Early diagnosis of diabetic peripheral neuropathy (DPN) remains challenging due to the limitations of current corneal confocal microscopy (CCM) analysis methods—namely, reliance on handcrafted features, scarcity of annotated data, and poor generalizability. To address these issues, we propose a hierarchical masked self-supervised vision Transformer. Our method introduces a pooling-driven hierarchical architecture with dual attention mechanisms and a block-wise masking strategy for multi-scale neural structure modeling under minimal annotation requirements. It further incorporates absolute positional encoding and multi-scale decoder feature fusion to enable end-to-end segmentation and classification. Evaluated on a clinical CCM dataset, our model achieves 61.34% mIoU and 70.40% diagnostic accuracy—outperforming Swin Transformer and HiViT by +6.39% in accuracy—while using fewer parameters and demonstrating superior robustness.
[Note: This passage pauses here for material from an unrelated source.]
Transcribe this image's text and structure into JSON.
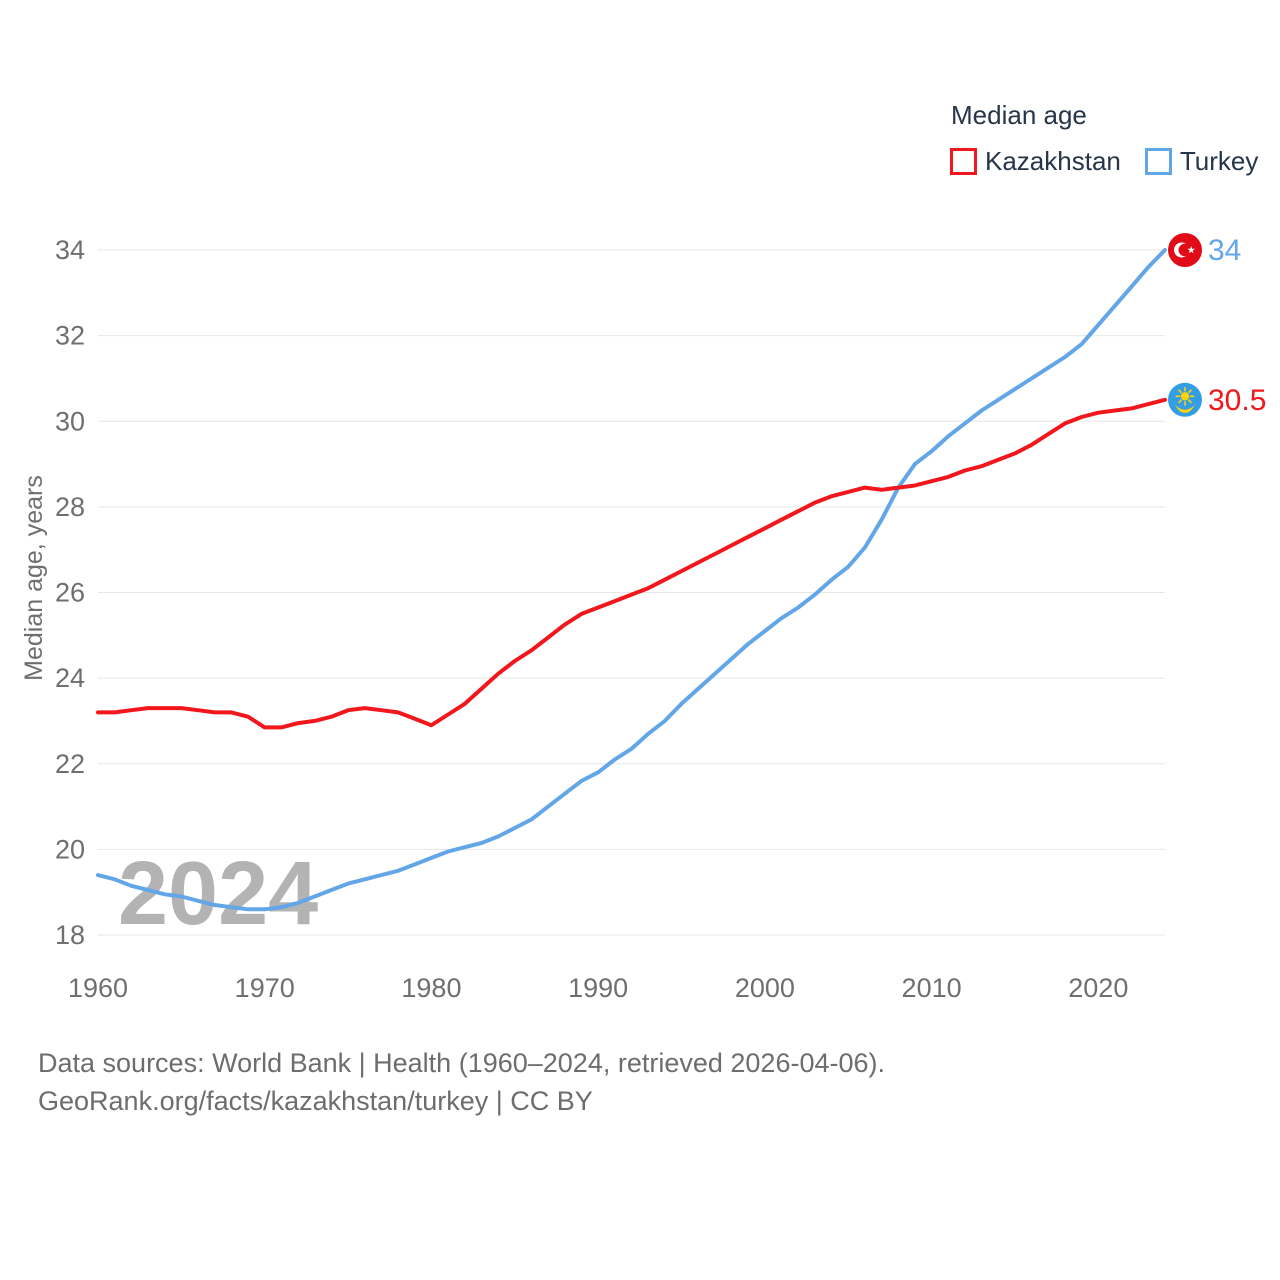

Diabetic Peripheral Neuropathy (DPN) affects nearly half of diabetes patients, requiring early detection. Corneal Confocal Microscopy (CCM) enables non-invasive diagnosis, but automated methods suffer from inefficient feature extraction, reliance on handcrafted priors, and data limitations. We propose HMSViT, a novel Hierarchical Masked Self-Supervised Vision Transformer (HMSViT) designed for corneal nerve segmentation and DPN diagnosis. Unlike existing methods, HMSViT employs pooling-based hierarchical and dual attention mechanisms with absolute positional encoding, enabling efficient multi-scale feature extraction by capturing fine-grained local details in early layers and integrating global context in deeper layers, all at a lower computational cost. A block-masked self supervised learning framework is designed for the HMSViT that reduces reliance on labelled data, enhancing feature robustness, while a multi-scale decoder is used for segmentation and classification by fusing hierarchical features. Experiments on clinical CCM datasets showed HMSViT achieves state-of-the-art performance, with 61.34% mIoU for nerve segmentation and 70.40% diagnostic accuracy, outperforming leading hierarchical models like the Swin Transformer and HiViT by margins of up to 6.39% in segmentation accuracy while using fewer parameters. Detailed ablation studies further reveal that integrating block-masked SSL with hierarchical multi-scale feature extraction substantially enhances performance compared to conventional supervised training. Overall, these comprehensive experiments confirm that HMSViT delivers excellent, robust, and clinically viable results, demonstrating its potential for scalable deployment in real-world diagnostic applications.